James Stewart est beau, il passe bien à l’image, il a d’ailleurs commencé par des rôles de jeunes premiers et une spécialisation dans la screwball comedy, style dynamique de comédies de mœurs qui avait le vent en poupe dans les années 30. A l’époque, il est impossible de percer si l’on a pas une tête de cliché, il faut ou avoir une tête de gangster (Edward G. Robinson) de pauvre type (Edward G. Robinson aussi) ou de tombeur des dames. Il n’était pas tout seul entre les Cary Grant, les Clark Gable, et les Tyrone Power, le créneau des Apollon était blindé et il est aisé, encore aujourd’hui, de mettre Jimmy dans le même panier sur la seule base de sa belle gueule. Cela dit comme souvent, c’est dans les racines qu’on pressent ce qui fera les bases de la suite. Un des grands succès de James Stewart dans la première partie de sa carrière (les 1930’s donc), c’est Monsieur Smith au Sénat de Franck Capra (1939). Quel est l’itinéraire de son personnage dans ce récit ? Celui d’un jeune politique idéaliste au visage lumineux qui, lorsque le générique de fin apparaît, a vu ses idéaux s’écraser contre la pourriture politique. Là réside bel et bien ce qui fera le socle ultérieur de la carrière de James Stewart, travail de longue haleine sur la fêlure. Il faut dire que l’homme va notamment devenir un vétéran de la Seconde Guerre Mondiale dans laquelle il s’engage en tant que volontaire à l’United Army Air Forces, et que les rôles manichéens et trop parfaits lui semblent de fait certainement malhonnêtes. Alors que ses collègues beaux gosses bataillent pour conserver leur image d’Épinal au point de refuser des projets qui pourraient les salir, Jimmy devient une star en réussissant l’exploit de n’avoir peur ni du ridicule, ni de l’échec, quand ce n’est pas les deux en même temps. C’est impossible à manquer lorsque l’on se penche sur deux de ses collaborations majeures dans des longs-métrages parmi les plus beaux de sa carrière, tournés avec Anthony Mann et Alfred Hitchcock.

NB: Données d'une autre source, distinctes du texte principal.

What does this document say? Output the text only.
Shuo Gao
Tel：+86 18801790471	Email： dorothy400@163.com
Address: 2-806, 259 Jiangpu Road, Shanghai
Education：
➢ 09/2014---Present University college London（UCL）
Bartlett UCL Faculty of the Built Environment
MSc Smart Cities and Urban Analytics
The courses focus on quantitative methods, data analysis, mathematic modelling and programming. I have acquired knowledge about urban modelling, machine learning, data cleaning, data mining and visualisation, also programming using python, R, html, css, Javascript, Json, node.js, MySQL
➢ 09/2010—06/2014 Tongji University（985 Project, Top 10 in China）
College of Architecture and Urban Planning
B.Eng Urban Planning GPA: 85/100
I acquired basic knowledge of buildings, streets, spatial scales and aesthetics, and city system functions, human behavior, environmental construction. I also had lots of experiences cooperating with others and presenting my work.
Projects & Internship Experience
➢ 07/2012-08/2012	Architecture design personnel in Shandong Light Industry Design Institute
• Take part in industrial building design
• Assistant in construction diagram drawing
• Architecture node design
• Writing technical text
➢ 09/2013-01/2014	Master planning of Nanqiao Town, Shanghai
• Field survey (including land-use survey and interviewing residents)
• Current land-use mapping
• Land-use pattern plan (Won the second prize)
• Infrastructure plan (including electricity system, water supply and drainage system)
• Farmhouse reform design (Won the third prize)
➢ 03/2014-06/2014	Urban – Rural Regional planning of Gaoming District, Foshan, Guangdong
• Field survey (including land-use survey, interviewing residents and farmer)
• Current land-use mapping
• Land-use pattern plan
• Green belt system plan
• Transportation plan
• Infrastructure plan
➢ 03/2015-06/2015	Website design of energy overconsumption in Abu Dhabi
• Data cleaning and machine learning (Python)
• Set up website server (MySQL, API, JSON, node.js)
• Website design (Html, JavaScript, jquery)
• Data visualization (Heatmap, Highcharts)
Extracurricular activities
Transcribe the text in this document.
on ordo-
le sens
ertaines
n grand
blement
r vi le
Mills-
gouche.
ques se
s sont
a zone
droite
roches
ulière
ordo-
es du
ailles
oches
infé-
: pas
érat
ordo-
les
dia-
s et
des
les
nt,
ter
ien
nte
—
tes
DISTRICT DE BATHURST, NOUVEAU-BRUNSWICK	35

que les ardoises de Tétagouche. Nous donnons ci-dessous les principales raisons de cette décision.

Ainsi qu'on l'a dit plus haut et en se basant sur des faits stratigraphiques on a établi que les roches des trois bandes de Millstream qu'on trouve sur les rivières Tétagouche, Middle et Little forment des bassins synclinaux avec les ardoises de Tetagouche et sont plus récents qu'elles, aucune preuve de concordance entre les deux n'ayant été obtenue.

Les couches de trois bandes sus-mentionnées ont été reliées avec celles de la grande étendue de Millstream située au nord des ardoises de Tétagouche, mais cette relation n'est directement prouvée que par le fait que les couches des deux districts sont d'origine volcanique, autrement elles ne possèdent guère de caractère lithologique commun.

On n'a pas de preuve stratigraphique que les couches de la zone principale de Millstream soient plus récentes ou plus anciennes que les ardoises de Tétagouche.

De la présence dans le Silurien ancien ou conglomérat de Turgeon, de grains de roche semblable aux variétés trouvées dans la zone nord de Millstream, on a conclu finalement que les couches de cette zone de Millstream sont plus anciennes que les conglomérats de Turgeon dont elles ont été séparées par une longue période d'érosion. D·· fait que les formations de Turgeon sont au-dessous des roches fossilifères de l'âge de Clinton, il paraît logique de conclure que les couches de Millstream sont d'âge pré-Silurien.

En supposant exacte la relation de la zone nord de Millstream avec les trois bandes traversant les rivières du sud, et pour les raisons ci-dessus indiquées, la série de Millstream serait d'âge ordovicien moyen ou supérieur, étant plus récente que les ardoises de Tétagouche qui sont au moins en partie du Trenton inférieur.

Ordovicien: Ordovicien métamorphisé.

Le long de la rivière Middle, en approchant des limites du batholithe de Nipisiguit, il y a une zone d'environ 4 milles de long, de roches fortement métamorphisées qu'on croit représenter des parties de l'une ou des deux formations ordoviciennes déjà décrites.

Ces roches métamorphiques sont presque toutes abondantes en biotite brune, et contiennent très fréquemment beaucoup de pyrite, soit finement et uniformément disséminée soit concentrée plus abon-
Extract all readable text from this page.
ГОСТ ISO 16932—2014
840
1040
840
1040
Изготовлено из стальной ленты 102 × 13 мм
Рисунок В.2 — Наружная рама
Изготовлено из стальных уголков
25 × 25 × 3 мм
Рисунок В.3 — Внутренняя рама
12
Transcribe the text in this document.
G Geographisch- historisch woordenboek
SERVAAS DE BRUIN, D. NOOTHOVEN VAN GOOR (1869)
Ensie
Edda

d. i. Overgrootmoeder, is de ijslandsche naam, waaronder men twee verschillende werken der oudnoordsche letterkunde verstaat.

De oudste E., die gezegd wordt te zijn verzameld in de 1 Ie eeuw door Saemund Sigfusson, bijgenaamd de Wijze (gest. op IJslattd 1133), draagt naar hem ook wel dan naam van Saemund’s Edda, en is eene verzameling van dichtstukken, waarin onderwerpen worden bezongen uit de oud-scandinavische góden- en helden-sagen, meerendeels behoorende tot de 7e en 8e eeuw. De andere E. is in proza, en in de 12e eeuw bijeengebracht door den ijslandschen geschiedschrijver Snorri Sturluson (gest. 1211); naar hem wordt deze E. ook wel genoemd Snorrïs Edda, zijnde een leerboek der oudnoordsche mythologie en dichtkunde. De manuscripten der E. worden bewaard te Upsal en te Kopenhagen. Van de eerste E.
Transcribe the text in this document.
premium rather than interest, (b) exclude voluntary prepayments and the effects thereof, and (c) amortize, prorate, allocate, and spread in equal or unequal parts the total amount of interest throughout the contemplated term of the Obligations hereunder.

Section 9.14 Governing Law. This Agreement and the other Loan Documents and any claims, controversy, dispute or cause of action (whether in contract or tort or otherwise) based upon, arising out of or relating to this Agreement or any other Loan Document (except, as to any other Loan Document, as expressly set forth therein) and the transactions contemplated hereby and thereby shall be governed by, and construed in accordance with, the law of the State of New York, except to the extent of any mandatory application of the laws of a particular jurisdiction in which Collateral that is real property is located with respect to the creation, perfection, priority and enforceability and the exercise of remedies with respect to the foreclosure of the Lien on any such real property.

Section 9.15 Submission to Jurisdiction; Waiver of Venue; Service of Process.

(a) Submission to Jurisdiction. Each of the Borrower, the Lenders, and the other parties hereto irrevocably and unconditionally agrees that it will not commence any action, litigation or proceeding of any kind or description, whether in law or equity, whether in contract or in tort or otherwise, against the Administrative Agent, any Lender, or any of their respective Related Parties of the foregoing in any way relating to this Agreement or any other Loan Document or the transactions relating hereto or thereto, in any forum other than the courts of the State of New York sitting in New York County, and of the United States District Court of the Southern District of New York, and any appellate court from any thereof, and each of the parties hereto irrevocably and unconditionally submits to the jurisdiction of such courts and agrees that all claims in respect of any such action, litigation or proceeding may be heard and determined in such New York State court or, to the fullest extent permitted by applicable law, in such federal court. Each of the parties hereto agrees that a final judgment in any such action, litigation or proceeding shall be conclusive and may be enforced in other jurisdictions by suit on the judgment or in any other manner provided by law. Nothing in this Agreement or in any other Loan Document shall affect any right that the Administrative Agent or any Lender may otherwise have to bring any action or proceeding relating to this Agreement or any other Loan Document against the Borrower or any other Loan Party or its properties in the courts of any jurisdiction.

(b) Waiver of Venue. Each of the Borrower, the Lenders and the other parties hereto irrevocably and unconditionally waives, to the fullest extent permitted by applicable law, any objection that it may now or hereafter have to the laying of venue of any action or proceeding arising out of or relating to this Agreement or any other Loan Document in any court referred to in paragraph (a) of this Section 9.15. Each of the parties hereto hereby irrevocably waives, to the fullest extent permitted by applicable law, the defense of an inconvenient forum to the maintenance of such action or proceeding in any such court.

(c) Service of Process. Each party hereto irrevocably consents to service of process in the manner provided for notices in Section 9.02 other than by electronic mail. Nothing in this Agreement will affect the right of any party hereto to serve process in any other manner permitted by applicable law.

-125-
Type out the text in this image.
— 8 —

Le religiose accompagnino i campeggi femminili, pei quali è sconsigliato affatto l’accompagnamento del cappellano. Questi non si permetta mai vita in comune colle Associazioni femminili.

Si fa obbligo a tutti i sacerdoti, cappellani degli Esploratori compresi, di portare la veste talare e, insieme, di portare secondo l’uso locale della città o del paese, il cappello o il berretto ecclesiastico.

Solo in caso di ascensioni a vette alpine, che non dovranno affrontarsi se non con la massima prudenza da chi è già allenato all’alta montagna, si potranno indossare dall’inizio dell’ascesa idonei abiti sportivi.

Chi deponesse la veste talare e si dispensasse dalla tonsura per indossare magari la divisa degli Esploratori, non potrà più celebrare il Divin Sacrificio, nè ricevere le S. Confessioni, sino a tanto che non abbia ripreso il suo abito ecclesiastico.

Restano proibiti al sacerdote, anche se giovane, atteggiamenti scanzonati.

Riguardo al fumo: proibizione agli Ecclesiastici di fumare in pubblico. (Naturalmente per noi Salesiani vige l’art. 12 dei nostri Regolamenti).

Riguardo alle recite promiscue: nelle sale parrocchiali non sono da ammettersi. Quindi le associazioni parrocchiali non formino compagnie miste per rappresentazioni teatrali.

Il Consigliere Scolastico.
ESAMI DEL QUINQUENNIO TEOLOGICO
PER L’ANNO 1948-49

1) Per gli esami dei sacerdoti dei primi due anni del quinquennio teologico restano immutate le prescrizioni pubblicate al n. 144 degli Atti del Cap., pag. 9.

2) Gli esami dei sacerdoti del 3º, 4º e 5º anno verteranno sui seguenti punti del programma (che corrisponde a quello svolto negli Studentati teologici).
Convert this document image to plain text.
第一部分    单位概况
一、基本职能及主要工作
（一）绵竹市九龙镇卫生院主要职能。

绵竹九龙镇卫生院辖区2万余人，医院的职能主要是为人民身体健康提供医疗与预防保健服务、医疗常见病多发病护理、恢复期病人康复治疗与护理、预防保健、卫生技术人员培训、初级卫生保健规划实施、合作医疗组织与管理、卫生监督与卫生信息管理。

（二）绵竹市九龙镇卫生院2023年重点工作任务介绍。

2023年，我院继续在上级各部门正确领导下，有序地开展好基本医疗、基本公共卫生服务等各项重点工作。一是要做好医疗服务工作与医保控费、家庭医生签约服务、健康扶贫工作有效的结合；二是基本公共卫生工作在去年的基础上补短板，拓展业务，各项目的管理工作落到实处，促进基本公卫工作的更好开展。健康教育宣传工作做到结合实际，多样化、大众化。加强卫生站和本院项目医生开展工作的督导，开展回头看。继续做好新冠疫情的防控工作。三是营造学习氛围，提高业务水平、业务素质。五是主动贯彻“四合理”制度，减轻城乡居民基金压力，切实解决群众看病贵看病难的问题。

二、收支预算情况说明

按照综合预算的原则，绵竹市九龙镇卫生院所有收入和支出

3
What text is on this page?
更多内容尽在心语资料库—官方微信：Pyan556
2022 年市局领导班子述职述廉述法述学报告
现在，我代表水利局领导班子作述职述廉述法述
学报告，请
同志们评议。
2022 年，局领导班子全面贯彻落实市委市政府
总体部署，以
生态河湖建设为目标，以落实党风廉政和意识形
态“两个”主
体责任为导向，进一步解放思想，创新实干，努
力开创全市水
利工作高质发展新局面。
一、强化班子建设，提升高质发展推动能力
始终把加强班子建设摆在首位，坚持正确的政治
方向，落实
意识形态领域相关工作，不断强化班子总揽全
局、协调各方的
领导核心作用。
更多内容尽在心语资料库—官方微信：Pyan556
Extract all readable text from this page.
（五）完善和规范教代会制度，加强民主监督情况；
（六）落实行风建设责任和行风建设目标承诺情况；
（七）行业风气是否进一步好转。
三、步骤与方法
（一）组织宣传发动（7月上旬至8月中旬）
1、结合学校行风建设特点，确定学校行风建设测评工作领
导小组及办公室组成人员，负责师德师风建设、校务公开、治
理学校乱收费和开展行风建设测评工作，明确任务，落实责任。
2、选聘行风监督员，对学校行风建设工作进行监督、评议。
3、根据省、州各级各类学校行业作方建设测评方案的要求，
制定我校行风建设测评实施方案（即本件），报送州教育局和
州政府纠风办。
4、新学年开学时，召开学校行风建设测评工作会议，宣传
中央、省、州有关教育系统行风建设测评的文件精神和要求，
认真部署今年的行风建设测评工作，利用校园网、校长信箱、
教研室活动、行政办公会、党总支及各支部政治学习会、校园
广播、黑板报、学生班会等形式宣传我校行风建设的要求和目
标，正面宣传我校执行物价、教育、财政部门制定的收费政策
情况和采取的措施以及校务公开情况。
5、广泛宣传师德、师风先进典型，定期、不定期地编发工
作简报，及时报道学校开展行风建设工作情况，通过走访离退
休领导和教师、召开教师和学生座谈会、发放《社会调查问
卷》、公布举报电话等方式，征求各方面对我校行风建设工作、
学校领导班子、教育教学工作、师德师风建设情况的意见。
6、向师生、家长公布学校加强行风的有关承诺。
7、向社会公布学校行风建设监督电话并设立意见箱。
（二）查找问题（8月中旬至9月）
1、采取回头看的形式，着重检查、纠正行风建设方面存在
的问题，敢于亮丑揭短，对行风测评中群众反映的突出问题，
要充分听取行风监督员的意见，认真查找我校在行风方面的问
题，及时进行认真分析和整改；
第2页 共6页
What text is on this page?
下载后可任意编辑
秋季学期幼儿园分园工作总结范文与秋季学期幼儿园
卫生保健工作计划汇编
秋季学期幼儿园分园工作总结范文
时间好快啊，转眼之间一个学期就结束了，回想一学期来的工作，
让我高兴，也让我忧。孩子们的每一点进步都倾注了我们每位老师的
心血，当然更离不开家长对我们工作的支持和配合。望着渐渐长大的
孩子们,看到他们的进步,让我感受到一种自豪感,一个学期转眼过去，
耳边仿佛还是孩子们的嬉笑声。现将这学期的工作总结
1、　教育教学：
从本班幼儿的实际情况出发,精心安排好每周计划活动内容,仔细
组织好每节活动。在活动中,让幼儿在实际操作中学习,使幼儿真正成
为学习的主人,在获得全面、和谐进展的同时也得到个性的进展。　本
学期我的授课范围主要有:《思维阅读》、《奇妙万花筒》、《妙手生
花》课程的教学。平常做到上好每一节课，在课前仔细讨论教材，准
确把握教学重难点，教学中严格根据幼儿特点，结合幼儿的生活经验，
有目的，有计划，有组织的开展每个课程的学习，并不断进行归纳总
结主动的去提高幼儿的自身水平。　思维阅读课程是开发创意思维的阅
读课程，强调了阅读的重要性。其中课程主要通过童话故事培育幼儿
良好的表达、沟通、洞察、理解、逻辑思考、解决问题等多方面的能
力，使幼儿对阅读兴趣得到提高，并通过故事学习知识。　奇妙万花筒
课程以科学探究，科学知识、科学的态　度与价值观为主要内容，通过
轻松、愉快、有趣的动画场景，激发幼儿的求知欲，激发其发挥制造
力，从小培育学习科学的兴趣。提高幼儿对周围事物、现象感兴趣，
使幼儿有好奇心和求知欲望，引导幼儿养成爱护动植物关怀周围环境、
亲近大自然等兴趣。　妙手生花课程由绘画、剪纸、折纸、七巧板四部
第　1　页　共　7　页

La nouvelle galette collector haute définition proposée par Rimini Editions permet de se pencher une nouvelle fois sur le célébrissime cycle de westerns tournés par Anthony Mann avec James Stewart en muse, initié avec Winchester 73 (1950). Les Affameurs (1952) nous est offert dans une très belle restauration en DVD et Blu-Ray – et décortiqué dans un livret de près de près de cent pages mêlant anecdotes et analyse, passage publicitaire de l’article mais ô combien mérité – est une illustration de notre propos. Ce western assez calme et proche de la nature suit un convoi de pionniers qui souhaitent s’installer dans une vallée. Ils sont guidés par Glyn Mclyntock (James Stewart) qui doit faire face à un retard de livraison de denrées nécessaires à l’installation, denrées qui suscitent autant la convoitise des voleurs de grands chemins que des trublions de la ruée vers l’or qui, plus que des pionniers majestueux, apparaissent comme des pochtrons quasi-sauvageons amateurs de cuisse ferme, de gnôle et de jeux d’argent. Vision on ne peut plus provocante du mythe américain qu’Anthony Mann se paye le luxe d’incarner en un James Stewart qui n’est pas si irréprochable que ça non plus. Plus que le gardien de pureté qui protège une communauté contre le vice du monde, Glyn a quelque chose à cacher, quelque chose de sale qui lui fait honte et dont il n’ose parler. S’il accompagne les pionniers, c’est, on le devine, en quête de rédemption, et un chemin de croix d’autant plus difficile qu’il va croiser la route d’un homme, lui aussi ex-bandit, mais qui méprise la rédemption et s’assume. Cette dualité met en lumière la propre blessure de Glyn, qui est un personnage aussi fort que fragilisé et dans le doute… Chez Mann toutefois, l’optimisme est de mise. Les protagonistes campés par Jimmy dépassent leurs handicaps (moraux, psychologiques ou physiques) et trouvent leur salut par une lutte finale, ardue, dont il sort vainqueur comme on s’absout. Quitte à tuer son propre frère dévoyé comme dans la fin de Winchester 73.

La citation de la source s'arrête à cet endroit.